Ranveer Singh, Alia Bhatt, Siddhant Chaturvedi, Vijay Raaz, Kalki Koechlin
From the moment the film was announced, till the time it hit the theatres, there was one burning thought on my mind – how will they make this film relevant for all? Well, they did that and more. Trust Ranveer Singh and Zoya Akhtar to cut right to the heart of human emotions, which is always universal.
Murad (Ranveer Singh) has not had it easy. Living in the slums of Mumbai, Murad is dealing with an abusive father (Vijay Raaz) Having married again, he is turning violent at times and Murad’s mother is bearing the brunt of it all. Murad’s only respite is the time he spends with Safeena (Alia Bhatt) his feisty, fiery gal-pal and those moments he spends putting pen to paper. The burning angst and unrest in him find a vent, when he sees MC Sher (Siddhant Chatuvedi) face-off some bullies at college with rap. The incident marks a beginning of a friendship and through Sher’s relentless encouragement, Murad finds his voice and out comes Gully Boy.
On paper, Gully Boy is a typical underdog’s journey to victory story. There is nothing exceptionally new about the plot, but the plot was never meant to be the highlight of the film. The highlights come in threefold – Ranveer Singh, dialogues and the emotional quotient.
This is no sob-story, though it is gut wrenching in parts. The dialogues written by Vijay Maurya need a standing ovation. The language is simple, yet effective throughout. There will be moments in the film where you might wish you had said those things or at least thought those things when something was not going right. With Maurya voicing your thoughts, Gully Boy already wins in terms of relatability. None of us might have had to stay in slums or struggle to fulfil our dreams the way Murad had to, but you will still find parallels because at the heart of it, it is a human story, with human emotions and reactions.
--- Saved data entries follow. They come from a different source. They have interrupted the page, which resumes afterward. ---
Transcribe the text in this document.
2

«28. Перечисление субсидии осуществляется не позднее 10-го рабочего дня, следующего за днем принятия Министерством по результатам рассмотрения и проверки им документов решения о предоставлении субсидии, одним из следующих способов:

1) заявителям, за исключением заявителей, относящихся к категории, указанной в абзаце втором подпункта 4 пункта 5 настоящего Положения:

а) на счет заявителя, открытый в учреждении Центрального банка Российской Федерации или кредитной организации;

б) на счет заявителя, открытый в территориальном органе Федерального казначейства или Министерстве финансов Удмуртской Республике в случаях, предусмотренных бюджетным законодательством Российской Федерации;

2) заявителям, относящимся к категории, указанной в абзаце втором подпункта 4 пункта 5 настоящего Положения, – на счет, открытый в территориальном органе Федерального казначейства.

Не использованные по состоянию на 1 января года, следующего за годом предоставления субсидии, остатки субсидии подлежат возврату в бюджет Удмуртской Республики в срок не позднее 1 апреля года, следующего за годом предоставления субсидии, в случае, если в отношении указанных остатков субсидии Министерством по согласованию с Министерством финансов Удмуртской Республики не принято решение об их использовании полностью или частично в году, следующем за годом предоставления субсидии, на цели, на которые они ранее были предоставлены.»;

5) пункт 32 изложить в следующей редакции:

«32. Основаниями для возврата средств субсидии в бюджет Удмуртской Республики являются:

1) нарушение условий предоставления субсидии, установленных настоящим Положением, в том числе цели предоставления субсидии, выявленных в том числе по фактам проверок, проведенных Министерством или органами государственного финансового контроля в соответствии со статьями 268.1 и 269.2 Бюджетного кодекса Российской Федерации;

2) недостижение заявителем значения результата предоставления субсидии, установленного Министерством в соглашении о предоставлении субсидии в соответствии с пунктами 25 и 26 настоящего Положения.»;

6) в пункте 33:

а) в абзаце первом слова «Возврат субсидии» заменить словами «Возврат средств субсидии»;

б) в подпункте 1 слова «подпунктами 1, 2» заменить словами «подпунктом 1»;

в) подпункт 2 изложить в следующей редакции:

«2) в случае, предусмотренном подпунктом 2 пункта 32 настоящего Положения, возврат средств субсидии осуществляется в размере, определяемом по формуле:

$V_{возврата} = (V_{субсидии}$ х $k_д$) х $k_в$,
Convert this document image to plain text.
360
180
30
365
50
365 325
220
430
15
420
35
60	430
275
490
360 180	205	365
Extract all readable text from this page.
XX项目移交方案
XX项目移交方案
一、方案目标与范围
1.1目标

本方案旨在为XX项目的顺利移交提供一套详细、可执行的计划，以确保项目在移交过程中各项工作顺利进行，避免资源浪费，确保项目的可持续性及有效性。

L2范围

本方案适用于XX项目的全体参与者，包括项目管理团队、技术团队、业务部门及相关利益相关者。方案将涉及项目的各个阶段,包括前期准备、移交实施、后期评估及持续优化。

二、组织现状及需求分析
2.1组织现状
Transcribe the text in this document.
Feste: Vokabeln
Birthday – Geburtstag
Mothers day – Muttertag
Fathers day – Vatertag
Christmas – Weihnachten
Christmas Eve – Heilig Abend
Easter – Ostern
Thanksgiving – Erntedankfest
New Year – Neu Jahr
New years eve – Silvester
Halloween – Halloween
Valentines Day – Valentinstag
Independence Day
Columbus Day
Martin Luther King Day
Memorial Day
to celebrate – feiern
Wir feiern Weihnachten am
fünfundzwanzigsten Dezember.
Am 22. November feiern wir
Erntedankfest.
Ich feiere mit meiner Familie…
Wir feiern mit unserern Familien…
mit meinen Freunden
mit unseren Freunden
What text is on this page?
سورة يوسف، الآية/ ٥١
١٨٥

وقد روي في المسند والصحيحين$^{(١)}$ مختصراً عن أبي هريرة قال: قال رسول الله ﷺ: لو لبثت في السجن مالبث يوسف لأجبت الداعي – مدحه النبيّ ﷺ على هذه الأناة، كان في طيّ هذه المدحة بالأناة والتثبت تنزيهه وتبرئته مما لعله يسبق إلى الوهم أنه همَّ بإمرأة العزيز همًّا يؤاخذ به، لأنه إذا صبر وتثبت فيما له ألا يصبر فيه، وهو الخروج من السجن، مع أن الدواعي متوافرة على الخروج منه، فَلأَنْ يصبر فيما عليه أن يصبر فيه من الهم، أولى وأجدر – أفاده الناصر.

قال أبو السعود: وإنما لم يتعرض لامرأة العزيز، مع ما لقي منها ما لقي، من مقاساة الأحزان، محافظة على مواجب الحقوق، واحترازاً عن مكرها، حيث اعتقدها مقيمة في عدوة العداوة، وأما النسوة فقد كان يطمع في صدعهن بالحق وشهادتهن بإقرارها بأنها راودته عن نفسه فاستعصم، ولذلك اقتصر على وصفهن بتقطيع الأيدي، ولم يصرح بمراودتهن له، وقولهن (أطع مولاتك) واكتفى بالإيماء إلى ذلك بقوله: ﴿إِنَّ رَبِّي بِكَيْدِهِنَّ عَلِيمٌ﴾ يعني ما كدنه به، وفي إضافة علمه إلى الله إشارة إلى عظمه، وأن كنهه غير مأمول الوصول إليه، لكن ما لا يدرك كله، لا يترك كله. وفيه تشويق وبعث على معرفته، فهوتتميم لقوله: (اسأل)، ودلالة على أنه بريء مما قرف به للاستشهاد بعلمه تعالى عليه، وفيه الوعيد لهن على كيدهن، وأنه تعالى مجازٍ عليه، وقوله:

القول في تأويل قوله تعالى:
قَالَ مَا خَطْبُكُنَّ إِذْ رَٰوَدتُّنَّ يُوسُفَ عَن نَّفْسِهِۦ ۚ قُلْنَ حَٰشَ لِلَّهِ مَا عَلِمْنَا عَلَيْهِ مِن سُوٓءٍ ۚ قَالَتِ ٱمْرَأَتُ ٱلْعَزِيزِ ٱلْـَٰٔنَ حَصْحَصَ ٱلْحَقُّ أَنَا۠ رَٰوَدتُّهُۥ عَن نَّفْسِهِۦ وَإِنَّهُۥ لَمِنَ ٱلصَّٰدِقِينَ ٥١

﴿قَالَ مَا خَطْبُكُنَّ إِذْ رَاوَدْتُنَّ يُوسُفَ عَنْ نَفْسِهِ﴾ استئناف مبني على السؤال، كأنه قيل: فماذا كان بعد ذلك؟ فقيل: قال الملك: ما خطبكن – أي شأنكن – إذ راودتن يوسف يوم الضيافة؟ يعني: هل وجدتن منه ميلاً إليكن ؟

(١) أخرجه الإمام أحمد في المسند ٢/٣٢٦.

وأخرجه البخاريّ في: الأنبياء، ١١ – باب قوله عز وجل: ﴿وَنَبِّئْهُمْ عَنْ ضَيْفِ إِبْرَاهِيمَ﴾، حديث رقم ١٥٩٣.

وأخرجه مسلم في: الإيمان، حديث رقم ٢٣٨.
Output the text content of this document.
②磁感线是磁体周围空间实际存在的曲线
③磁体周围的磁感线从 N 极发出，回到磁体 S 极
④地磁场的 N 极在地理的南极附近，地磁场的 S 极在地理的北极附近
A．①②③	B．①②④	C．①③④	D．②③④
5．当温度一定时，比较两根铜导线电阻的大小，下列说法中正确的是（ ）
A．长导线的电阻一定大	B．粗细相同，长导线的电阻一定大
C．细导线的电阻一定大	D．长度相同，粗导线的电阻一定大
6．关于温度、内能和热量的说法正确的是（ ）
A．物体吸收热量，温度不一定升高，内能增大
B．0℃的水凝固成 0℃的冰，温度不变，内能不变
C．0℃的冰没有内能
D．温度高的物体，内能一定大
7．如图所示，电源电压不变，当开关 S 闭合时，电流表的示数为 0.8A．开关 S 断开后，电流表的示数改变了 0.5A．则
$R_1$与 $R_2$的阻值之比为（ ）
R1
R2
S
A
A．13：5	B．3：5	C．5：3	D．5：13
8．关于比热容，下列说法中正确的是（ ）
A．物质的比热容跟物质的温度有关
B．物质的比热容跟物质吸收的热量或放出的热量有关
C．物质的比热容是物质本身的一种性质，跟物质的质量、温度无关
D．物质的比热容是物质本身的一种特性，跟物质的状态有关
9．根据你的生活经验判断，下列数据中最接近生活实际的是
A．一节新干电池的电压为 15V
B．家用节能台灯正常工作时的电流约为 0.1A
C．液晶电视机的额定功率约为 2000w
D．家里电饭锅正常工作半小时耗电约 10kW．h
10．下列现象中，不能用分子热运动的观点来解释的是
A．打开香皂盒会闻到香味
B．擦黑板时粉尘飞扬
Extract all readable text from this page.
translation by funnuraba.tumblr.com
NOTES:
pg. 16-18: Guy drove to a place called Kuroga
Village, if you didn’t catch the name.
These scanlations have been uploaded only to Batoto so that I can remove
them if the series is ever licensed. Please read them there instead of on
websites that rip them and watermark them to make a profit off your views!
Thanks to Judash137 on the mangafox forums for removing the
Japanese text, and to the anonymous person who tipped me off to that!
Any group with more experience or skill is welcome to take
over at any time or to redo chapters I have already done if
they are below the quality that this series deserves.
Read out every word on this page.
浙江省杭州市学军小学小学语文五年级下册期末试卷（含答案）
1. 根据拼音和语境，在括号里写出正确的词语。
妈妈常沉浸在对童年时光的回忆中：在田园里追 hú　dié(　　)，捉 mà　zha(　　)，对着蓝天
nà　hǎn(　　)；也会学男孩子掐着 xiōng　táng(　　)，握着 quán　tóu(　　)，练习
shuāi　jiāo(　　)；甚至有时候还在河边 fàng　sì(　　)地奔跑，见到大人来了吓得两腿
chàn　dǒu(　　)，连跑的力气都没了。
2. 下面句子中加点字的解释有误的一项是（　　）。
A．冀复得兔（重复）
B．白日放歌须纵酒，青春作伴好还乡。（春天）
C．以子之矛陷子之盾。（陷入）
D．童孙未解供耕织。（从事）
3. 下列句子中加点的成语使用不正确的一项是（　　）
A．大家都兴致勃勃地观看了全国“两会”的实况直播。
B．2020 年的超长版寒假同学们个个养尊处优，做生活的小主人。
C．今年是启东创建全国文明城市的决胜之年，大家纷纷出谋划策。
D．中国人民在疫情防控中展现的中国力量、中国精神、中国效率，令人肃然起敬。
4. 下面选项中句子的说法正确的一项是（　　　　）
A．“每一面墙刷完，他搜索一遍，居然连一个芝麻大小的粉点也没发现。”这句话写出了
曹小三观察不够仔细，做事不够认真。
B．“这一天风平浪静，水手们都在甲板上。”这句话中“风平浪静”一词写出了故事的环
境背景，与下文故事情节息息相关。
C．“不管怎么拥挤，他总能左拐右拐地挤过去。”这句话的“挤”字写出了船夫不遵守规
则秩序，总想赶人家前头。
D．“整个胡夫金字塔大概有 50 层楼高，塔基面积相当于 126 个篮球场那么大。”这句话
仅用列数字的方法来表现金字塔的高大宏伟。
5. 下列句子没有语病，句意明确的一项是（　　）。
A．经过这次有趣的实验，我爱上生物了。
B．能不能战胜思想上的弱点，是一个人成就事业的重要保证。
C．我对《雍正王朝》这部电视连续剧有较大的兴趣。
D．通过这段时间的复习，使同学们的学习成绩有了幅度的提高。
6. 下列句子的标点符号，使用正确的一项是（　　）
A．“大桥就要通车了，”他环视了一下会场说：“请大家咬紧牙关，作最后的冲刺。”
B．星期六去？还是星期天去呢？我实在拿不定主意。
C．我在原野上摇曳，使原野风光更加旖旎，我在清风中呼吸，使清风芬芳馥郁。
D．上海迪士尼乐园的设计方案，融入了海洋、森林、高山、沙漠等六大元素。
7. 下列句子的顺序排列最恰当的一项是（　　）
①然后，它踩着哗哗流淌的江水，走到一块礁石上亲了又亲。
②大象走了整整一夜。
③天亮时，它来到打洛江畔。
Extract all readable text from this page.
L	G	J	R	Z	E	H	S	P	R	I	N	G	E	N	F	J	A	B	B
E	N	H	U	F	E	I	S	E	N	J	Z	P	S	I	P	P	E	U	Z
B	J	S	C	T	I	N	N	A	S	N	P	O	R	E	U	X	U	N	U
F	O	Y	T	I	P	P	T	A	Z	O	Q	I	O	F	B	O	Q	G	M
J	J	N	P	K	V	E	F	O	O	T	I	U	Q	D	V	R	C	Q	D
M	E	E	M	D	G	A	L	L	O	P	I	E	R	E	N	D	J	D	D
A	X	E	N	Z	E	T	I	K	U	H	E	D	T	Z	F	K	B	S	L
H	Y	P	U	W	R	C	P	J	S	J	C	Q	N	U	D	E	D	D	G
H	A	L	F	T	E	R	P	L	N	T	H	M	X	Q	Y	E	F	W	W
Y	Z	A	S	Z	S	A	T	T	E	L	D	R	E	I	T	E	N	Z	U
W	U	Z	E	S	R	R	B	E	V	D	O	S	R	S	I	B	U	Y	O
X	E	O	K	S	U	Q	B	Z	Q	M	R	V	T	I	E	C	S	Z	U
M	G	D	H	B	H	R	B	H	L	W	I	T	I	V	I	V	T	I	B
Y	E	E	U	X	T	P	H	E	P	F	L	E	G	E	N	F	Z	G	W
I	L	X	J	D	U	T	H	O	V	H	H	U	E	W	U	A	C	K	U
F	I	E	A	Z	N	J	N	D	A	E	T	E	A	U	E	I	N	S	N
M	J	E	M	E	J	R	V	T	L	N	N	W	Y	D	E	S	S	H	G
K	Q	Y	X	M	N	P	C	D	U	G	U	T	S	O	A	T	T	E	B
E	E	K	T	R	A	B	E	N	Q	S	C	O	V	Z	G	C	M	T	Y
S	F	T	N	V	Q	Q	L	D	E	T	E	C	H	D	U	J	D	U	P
Which brings us to those who were mouthing these dialogues. To begin with the ladies – Alia Bhatt sure does her job to perfection. Her standard matter-of-fact delivery of dialogues goes well with Safeena’s character, despite the fact that there are some words and expressions that are obviously alien to her personally. Alia primly delivers to the point, making you hope for a little more uncertainty and edge from her. Safeen, while integral to Murad, isn’t as memorable as her other films have been. The same goes with Kalki Koechlin, she does her part perfectly, but Sky doesn’t leave a mark. The film belongs to the boys, Sher and Murad.
Ranveer Singh as Murad makes you forget you are watching the same cheeky inspector Sangram ‘Simmba’ Bhalerao! The helpless, angry youngster you see in Gully Boy doesn’t resemble the ruthless Khilji from any angle – which in turn puts Ranveer Singh at a pedestal where none of his contemporaries will reach within the next couple of years, at least. Leaving competition too far behind, Singh morphs into Murad like he has had Murad running though his veins all through. You cannot differentiate him from the character which is his biggest accomplishment as an actor. The seamless transformation of Ranveer into Murad overshadows everyone else in the film except MC Sher – Siddhant Chaturvedi.
For those who have been watching the web series Inside Edge, you might be familiar with Siddhant but they too might have taken a moment to realise that MC Sher is the very same man playing the shy, introverted bowling ace Prashant Kanaujia in Inside Edge. You leave the theatre with rap beats and the faces of these two boys!
With the way the film manages to touch you, speak to you tells you just one thing – Zoya Akhtar is the most underrated director in B-town. She might have given many successful films, but the quality of work she represents has certainly not been appreciated enough. Take a bow, Lady! For this one was HARD!